Incorrect. Microsoft does not warn that PUA CoinMiner is a virus. PUA's (Potentially Unwanted Applications) are not a virus !!
And Microsoft gives PUA CoinMiner even a 'Low' risk score according your own image :

PUA warnings is simply something that Windows users that deal with crypto wallets should get familiar with and should be looked at case by case.
Personally i would be more worried about the found trojan alerts on your system and focus on that more. Those are far more dangerous (which is why Microsoft classify them as 'Severe').

 

[vazaki3]

Incorrect. Microsoft does not warn that PUA CoinMiner is a virus. PUA's (Potentially Unwanted Applications) are not a virus !!
And Microsoft gives PUA CoinMiner even a 'Low' risk score according your own image :

ARE YOU LISTENING TO ME???? THE CRYPTO NOOBIES DO NOT KNOW WHAT A PUA IS!!! THEY JUST SEE THE WARNING, AND THEY REJECT THE DASH SOFTWARE!!!!!

PUA warnings is simply something that Windows users that deal with crypto wallets should get familiar with and should be looked at case by case.
Personally i would be more worried about the found trojan alerts on your system and focus on that more. Those are far more dangerous (which is why Microsoft classify them as 'Severe').

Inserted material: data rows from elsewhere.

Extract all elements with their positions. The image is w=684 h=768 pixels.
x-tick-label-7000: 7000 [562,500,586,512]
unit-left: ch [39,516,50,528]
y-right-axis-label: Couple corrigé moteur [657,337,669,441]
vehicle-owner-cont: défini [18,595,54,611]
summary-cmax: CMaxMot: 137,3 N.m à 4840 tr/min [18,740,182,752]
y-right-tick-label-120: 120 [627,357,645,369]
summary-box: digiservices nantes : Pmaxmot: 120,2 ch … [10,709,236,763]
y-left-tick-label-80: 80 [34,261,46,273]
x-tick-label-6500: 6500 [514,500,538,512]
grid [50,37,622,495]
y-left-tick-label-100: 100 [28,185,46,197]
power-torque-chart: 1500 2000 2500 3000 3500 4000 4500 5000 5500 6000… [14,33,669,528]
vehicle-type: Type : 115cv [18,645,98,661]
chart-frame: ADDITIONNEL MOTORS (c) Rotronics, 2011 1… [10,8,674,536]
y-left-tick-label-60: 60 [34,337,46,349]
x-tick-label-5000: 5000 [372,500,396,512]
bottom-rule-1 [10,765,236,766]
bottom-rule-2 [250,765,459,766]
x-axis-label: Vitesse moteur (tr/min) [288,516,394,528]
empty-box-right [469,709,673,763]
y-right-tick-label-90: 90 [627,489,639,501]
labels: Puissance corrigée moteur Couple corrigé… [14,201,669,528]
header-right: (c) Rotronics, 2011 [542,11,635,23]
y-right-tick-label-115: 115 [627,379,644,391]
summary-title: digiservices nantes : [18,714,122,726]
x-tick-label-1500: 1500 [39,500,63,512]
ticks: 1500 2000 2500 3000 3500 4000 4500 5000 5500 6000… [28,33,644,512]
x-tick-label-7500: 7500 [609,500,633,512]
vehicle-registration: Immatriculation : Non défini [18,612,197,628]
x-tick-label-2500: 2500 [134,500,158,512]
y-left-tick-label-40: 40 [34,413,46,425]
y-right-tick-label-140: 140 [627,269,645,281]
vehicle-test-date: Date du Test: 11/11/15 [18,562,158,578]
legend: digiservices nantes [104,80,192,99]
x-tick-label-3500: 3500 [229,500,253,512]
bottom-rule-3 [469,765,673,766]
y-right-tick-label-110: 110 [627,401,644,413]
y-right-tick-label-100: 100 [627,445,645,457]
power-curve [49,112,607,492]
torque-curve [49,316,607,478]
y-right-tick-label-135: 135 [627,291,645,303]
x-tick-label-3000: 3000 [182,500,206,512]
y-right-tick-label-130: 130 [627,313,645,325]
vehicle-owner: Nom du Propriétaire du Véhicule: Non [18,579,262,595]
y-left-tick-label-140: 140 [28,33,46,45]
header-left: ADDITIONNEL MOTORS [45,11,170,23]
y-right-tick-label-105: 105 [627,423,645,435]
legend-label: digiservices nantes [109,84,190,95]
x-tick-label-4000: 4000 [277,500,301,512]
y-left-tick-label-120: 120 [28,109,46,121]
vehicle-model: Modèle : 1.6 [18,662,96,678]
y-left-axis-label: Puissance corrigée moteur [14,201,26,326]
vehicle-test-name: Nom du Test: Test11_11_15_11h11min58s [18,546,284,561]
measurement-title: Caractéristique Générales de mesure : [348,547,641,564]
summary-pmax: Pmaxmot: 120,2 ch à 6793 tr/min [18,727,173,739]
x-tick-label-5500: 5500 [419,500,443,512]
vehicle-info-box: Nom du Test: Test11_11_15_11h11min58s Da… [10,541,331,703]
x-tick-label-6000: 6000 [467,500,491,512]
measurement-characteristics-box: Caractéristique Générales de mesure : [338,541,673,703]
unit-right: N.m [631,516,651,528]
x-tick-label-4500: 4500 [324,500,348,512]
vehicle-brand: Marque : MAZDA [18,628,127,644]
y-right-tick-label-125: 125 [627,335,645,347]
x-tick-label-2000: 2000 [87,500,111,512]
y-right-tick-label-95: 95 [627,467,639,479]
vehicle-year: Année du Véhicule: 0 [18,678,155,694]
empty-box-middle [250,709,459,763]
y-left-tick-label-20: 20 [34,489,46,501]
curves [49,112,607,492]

Are you listening, or just write whatever, in order to support the pathetic DCG?
I told you, this is NOT the report of my system. This is the report when I checked for viruses (by using microsoft antivirus) the dash core wallet, the bitcoin core wallet, the litecoin core wallet, and the electrum portable wallet.
Do it by yourself and confirm or reject my claims!!!